At Coronado the needs of gifted students often go unmet, leaving students feeling overlooked and underserved. Gifted students face unique challenges, including perfectionism, imposter syndrome, and struggles with executive functioning skills. Unfortunately, the current educational system fails to sufficiently address these issues, especially at a high school level.
Students are identified as a part of the gifted and talented program in elementary school and are supported by exploratory course opportunities, but the high school gifted program works differently. After speaking with Mrs. Ann Schulzki, Coronado’s Gifted and Talented Program Leader, explains that in high school the gifted program helps “students [work] toward[s] meeting graduation requirements, so the Gifted and Talented role differs to support [the] promotion of rigorous and diverse opportunities and acts as a resource for students.”
Coronado helps their gifted students by offering many dual and concurrent enrollment opportunities along with Advanced Placement classes to support students.
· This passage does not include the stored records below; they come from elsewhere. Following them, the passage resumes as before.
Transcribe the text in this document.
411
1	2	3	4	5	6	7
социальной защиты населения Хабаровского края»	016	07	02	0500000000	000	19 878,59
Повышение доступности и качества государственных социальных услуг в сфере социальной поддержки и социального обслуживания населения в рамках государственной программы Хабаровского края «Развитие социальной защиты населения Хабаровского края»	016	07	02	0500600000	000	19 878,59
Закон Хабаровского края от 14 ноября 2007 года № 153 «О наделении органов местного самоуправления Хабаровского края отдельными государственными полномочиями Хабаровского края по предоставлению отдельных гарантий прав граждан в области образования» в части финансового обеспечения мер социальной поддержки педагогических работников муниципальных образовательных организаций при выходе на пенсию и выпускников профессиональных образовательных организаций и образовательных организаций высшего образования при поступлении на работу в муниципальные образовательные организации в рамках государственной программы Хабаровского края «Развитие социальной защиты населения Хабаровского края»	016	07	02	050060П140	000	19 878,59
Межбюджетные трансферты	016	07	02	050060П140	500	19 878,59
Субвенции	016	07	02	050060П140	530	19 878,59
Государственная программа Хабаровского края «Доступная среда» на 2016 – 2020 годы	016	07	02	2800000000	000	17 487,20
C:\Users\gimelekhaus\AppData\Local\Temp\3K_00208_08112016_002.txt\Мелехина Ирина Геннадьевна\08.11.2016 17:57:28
The academic rigor of these college credit classes is helpful for many gifted learners. Still, there is pressure surrounding the students that they “have to” take these advanced level classes because they are considered gifted and smarter than the average student and in need of the challenge of advanced classes.
Being labeled as gifted does not solely mean that a student is gifted in general intellectual abilities. There are many different areas of gifted identification beyond general intellectual ability. Students can be gifted in specific academic aptitudes or be gifted in specific talent aptitudes like leadership, dance, music, performing arts, visual arts, and psychomotor.
Advanced placement classes don’t work to meet the needs of gifted students, they only offer harder college-level classes to high school students. Jayden Belk, Class of 2024, claims that “taking a high number of college classes, sometimes on par with or more than an average college freshman, is not sustainable for any high schooler, even high schoolers with different neurochemistry. It leads to burnout and feelings of inadequacy when [students] are unable to succeed in this context.”
While these advanced classes do somewhat help gifted students in their areas of gifted identifications, the program also forces students to create Advanced Learning Plans (ALP) to create a solution and meet the desired needs of all gifted students. ALPs often fall short of meeting students’ learning needs. Jayden Belk who has been a part of the gifted program since elementary school, claims that “Advanced Learning Plans are distinctly unhelpful, and I consider them a pointless waste of time after completing them the past eight years… They do not benefit most gifted students, as they only add additional work to an often-overcommitted schedule.”
Belk speaks from experience. These ALP goals create a broad resource to help all areas of gifted students create goals with a plan on how to achieve them for the school year. In high school programming, these ALPs set by students simply do not solve the problems gifted students are facing. One Coronado Junior, who wishes to remain unnamed, believes that “The GT program seems more like busy work than anything. I can say with full accuracy that I have never attributed any of my success to my required GT goals or work. It’s useless.”
The gifted program at Coronado should step up to help gifted students in a more specific and individualized way. Jayden Belk said it best: “The system has the potential to support future gifted students, but it needs an overhaul and the input of gifted students facing the issue and unique environment of today’s schools. Without this, [the gifted program] will continue to serve those learners mostly only as a minor annoyance.”